Fig. 1.. ¹⁷⁶Lu⁺ spectroscopy.

(A) Atomic-level structure of ¹⁷⁶Lu⁺ showing the wavelengths of transitions used. (B) Levels of the 848-nm clock transition used in the clock interrogation sequence. Ω_α and ω_α denote the coupling strengths and frequencies for the fields driving the transitions indicated. (C) Clock interrogation sequence for HARS. An optional π-pulse on the optical transition is included when implementing hyper-Ramsey spectroscopy to suppress probe-induced ac-Stark shifts.

Fig. 2.. Measurements of the quadratic Zeeman coefficient (α_z).

Uncertainty budgets and parameters τ_L, τ₁, τ₂, T and static applied fields B₁ and B₂ for each experiment are given in the Supplementary Materials. Each point is the mean of all data collected at the given parameters, corrected for systematic errors, and offset by the weighted mean of all measurements. Error bars on the left represent the statistical uncertainty, and those on the right are inclusive of the systematic uncertainty. The shaded region indicates the uncertainty in the weighted mean. From all six measurements, we obtain the estimate α_z = −4.89264(88) Hz/mT², with ${\mathrm{\chi }}_{\nu }^2=1.30$.

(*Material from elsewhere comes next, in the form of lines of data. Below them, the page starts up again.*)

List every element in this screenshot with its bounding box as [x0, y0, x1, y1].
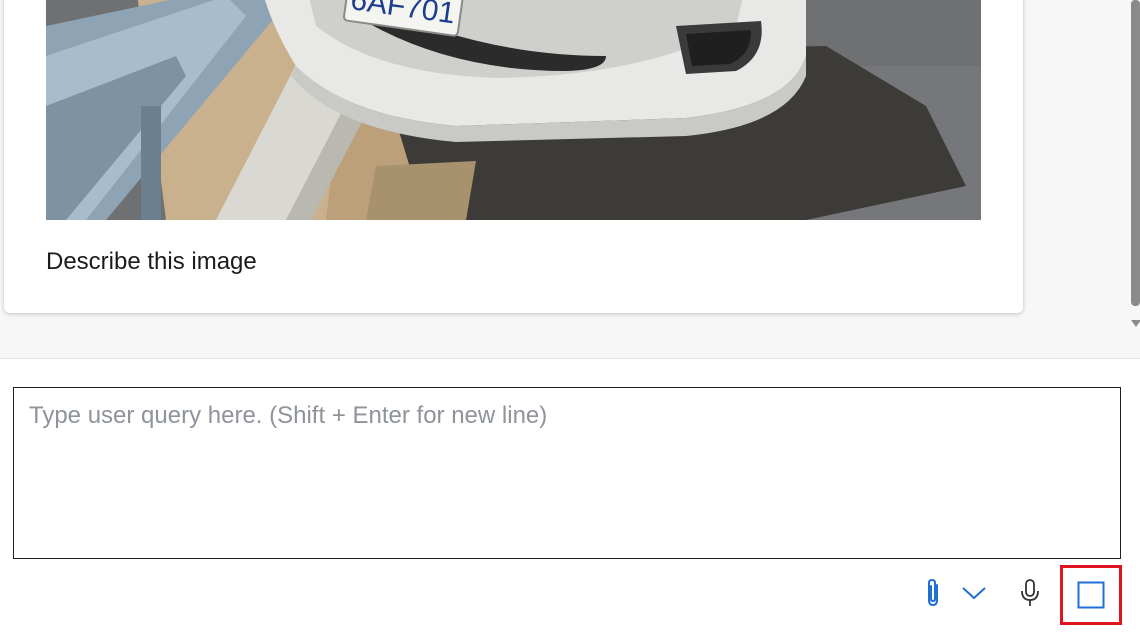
stop-button[interactable] — [1060, 565, 1122, 625]
microphone-icon — [1021, 579, 1039, 606]
stop-square-icon — [1077, 581, 1105, 609]
user-message-text: Describe this image — [46, 248, 257, 275]
chat-history: 6AF701 Describe this image — [0, 0, 1130, 340]
car-photo-illustration: 6AF701 — [46, 0, 981, 220]
paperclip-icon — [928, 578, 938, 607]
attach-options-dropdown[interactable] — [958, 576, 990, 610]
scroll-down-arrow-icon[interactable] — [1131, 320, 1140, 327]
query-input[interactable] — [13, 387, 1121, 559]
chevron-down-icon — [962, 587, 986, 600]
attach-button[interactable] — [918, 576, 950, 610]
user-message-card: 6AF701 Describe this image — [4, 0, 1023, 313]
chat-scrollbar[interactable] — [1130, 0, 1140, 340]
attached-photo[interactable]: 6AF701 — [46, 0, 981, 220]
composer-area — [0, 359, 1140, 637]
scrollbar-thumb[interactable] — [1131, 0, 1140, 306]
microphone-button[interactable] — [1013, 575, 1047, 611]
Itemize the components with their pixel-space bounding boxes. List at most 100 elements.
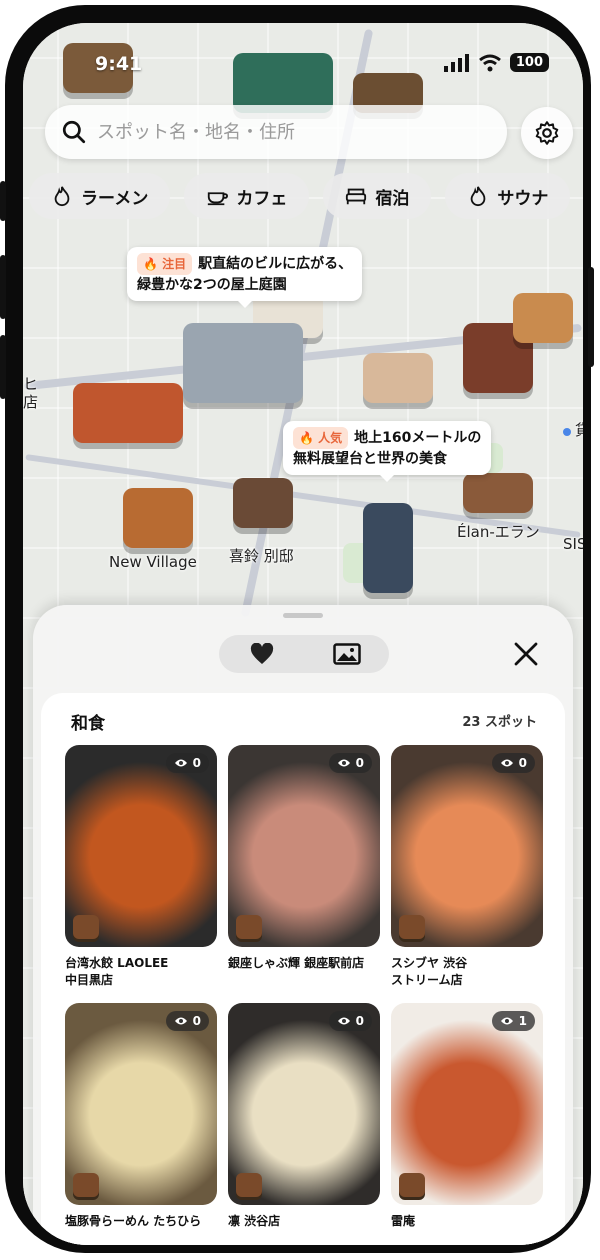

Fig. 3.. Measurement instability.

Comparison data between two ¹⁷⁶Lu⁺ references implemented via HARS, including hyper-Ramsey for ac-Stark shift suppression (experiment 8). (A) Frequency difference measured over 42.4 hours in 10 runs of the experiment. Points are the mean of each run, and error bars are the statistical error determined by the projection noise limit. The dashed horizontal line is the weighted mean (${\mathrm{\chi }}_{\nu }^2=0.45$), and the shaded region is the corresponding uncertainty, which represents a fractional frequency difference of [−2.0 ± (3.7)_stat ± (0.9)_sys] × 10⁻¹⁸. (B) Fractional Allan deviation for the longest single run. The inset shows a typical parity signal as a function of the relative phase of the second π/2-pulse, the amplitude of which is limited by heating in Lu-1.